The final nail in the coffin of Turkey’s soft power

The final nail in the coffin of Turkey’s soft power

The monstrous attack on Istanbul’s iconic Reina club in the first hours of the new year has inevitably triggered a new wave in the lifestyle debate among secularists in Turkey. Most probably that was the leitmotiv of the Islamic State of Iraq and the Levant (ISIL), which sent one of its exclusively trained assassins to kill 39 in a matter of minutes before vanishing into thin air despite the heavy police presence in the area. 

The first grandiose manifestation of ISIL’s declared fight with the secular Western lifestyle was the Paris attacks of November 2015, since France is historically seen as the cradle of secular liberalism. In a statement claiming responsibility for the attacks, they referred to the Bataclan as the place where “hundreds of apostates had gathered in a profligate prostitution party.”

Reina, just like the Bataclan, was chosen as a target to demonstrate what happens to apostates in ISIL’s world as they knew perfectly well that in recent years, the patrons of the club were mostly Arabs. There was little surprise that among the 25 foreign victims of the Reina attack, seven were identified as Saudi Arabians, three were Lebanese, two were Tunisians, two were Moroccans and two were Jordanians. 

So the Reina attack, in fact, killed two birds with one stone; flexing muscle against Turkey while providing a token of retaliation against Turkish troops’ march toward al-Bab in Syria but, more importantly, putting the last nails in the coffin for whatever is left of Turkey’s soft power. 

The soft power rhetoric was the highlight of the ruling Justice and Development Party’s (AKP) foreign policy in the 2000s when they were crafting a positive “Turkish story” to sell to the world. “Justice, legitimacy, equality in representation, transparency, accountability, respect for differences, a virtuous society, moral and religious freedom, the protection of dignity and the reassurance of the basic rights and freedoms under the constitution are the pillars of Turkey’s new social imagery,” wrote presidency press secretary İbrahim Kalın in a Turkish Foreign Ministry publication in 2011 when he was the chief policy adviser to then-Prime Minister Recep Tayyip Erdoğan. 

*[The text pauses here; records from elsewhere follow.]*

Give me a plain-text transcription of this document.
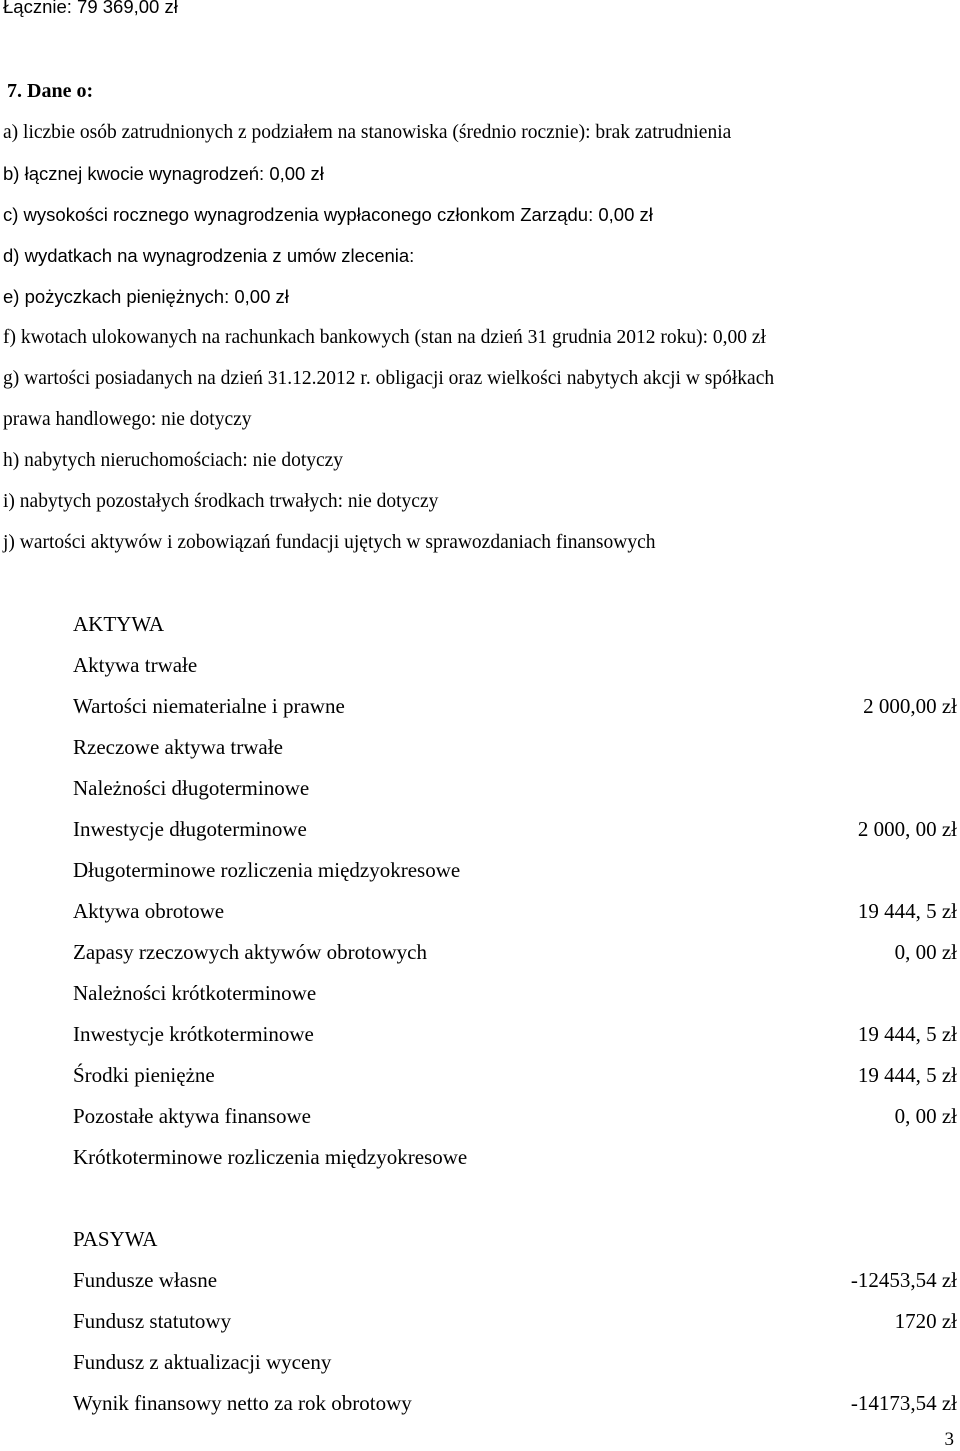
Łącznie: 79 369,00 zł
7. Dane o:
a) liczbie osób zatrudnionych z podziałem na stanowiska (średnio rocznie): brak zatrudnienia
b) łącznej kwocie wynagrodzeń: 0,00 zł
c) wysokości rocznego wynagrodzenia wypłaconego członkom Zarządu: 0,00 zł
d) wydatkach na wynagrodzenia z umów zlecenia:
e) pożyczkach pieniężnych: 0,00 zł
f) kwotach ulokowanych na rachunkach bankowych (stan na dzień 31 grudnia 2012 roku): 0,00 zł
g) wartości posiadanych na dzień 31.12.2012 r. obligacji oraz wielkości nabytych akcji w spółkach
prawa handlowego: nie dotyczy
h) nabytych nieruchomościach: nie dotyczy
i) nabytych pozostałych środkach trwałych: nie dotyczy
j) wartości aktywów i zobowiązań fundacji ujętych w sprawozdaniach finansowych
AKTYWA
Aktywa trwałe
Wartości niematerialne i prawne	2 000,00 zł
Rzeczowe aktywa trwałe
Należności długoterminowe
Inwestycje długoterminowe	2 000, 00 zł
Długoterminowe rozliczenia międzyokresowe
Aktywa obrotowe	19 444, 5 zł
Zapasy rzeczowych aktywów obrotowych	0, 00 zł
Należności krótkoterminowe
Inwestycje krótkoterminowe	19 444, 5 zł
Środki pieniężne	19 444, 5 zł
Pozostałe aktywa finansowe	0, 00 zł
Krótkoterminowe rozliczenia międzyokresowe
PASYWA
Fundusze własne	-12453,54 zł
Fundusz statutowy	1720 zł
Fundusz z aktualizacji wyceny
Wynik finansowy netto za rok obrotowy	-14173,54 zł
3
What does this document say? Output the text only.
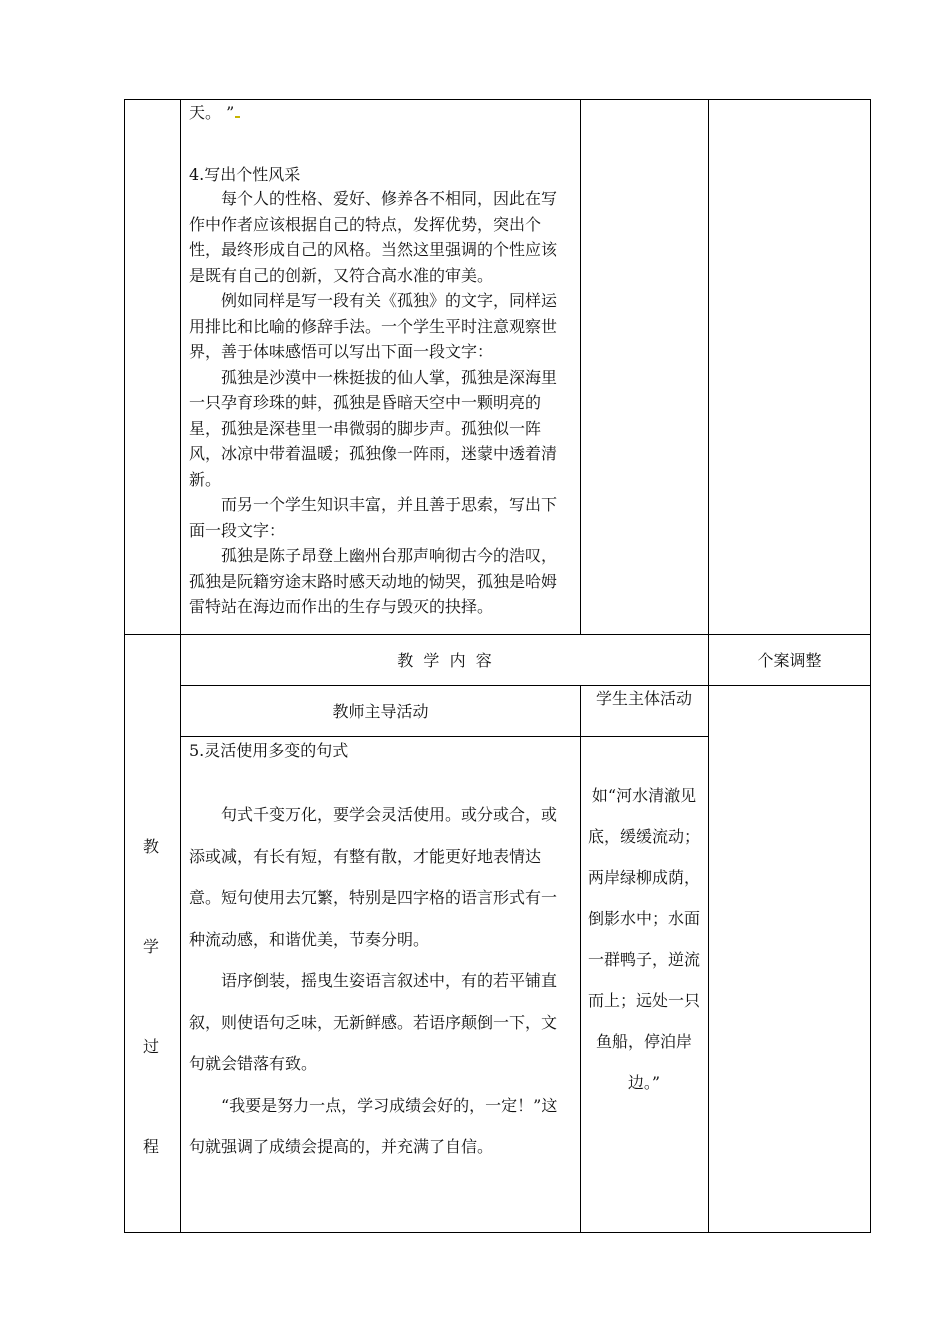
天。 ”
4.写出个性风采

每个人的性格、爱好、修养各不相同，因此在写作中作者应该根据自己的特点，发挥优势，突出个性，最终形成自己的风格。当然这里强调的个性应该是既有自己的创新，又符合高水准的审美。

例如同样是写一段有关《孤独》的文字，同样运用排比和比喻的修辞手法。一个学生平时注意观察世界，善于体味感悟可以写出下面一段文字：

孤独是沙漠中一株挺拔的仙人掌，孤独是深海里一只孕育珍珠的蚌，孤独是昏暗天空中一颗明亮的星，孤独是深巷里一串微弱的脚步声。孤独似一阵风，冰凉中带着温暖；孤独像一阵雨，迷蒙中透着清新。

而另一个学生知识丰富，并且善于思索，写出下面一段文字：

孤独是陈子昂登上幽州台那声响彻古今的浩叹，孤独是阮籍穷途末路时感天动地的恸哭，孤独是哈姆雷特站在海边而作出的生存与毁灭的抉择。

教  学  内  容	个案调整
教师主导活动
学生主体活动
教
学
过
程
5.灵活使用多变的句式

句式千变万化，要学会灵活使用。或分或合，或添或减，有长有短，有整有散，才能更好地表情达意。短句使用去冗繁，特别是四字格的语言形式有一种流动感，和谐优美，节奏分明。

语序倒装，摇曳生姿语言叙述中，有的若平铺直叙，则使语句乏味，无新鲜感。若语序颠倒一下，文句就会错落有致。

“我要是努力一点，学习成绩会好的，一定！”这句就强调了成绩会提高的，并充满了自信。

如“河水清澈见底，缓缓流动；两岸绿柳成荫，倒影水中；水面一群鸭子，逆流而上；远处一只鱼船，停泊岸边。”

Sadly, a lot has happened in the last five years that crushed Turkey’s aspirations of becoming the model Mr. Kalın outlined. We have been witnessing the degradation of each one of those principles he referred to more and more under the state of emergency, which was recently extended for another three months. Yet, after a decade of trying to demilitarize Turkey’s foreign policy, the AKP government is back to square one as security concerns and measures heavily dominate both the political agenda at home and Turkey’s frayed image abroad. 

The frequent and wide-ranging terror attacks in the 18 months had already scared away Western tourists, erasing them from the public sphere in Istanbul, which is, without a doubt, the diamond of Turkey’s tourism. For visitors from the Middle East, however, Turkey was still safer and culturally more attractive than their home countries. 

Although Turkish secularists have increasingly been feeling that the rug is being pulled out from underneath them, for someone from Saudi Arabia, Turkey still meant the coexistence of secular social life and piety. Turkey has become a center of attraction for Middle Easterners because it symbolized a gateway to the freedoms of Western culture while providing an at-home feeling through common codes shared in all Islamic countries. 

After all, Turkish soap operas conquered the Arab world because they have shown the kind of life they aspired to: an open, wealthy society consuming and enjoying the simple pleasures of life. Targeting one glamorous icon of the life they admired on one of the most joyful nights of the year is definitely a blow to the dream Turkey had been selling to fellow nations in the region. We lost the fertile conditions to be a viable political model long ago and now we are even losing the dream of being a vibrant social model for others. 

In his first public appearance after the Reina attack, President Erdoğan said nobody should be forced to have the same lifestyle. I am afraid that is too little, too late to ease the fears of secularists and salvage Turkey’s soft power, which has been on life support for quite some time.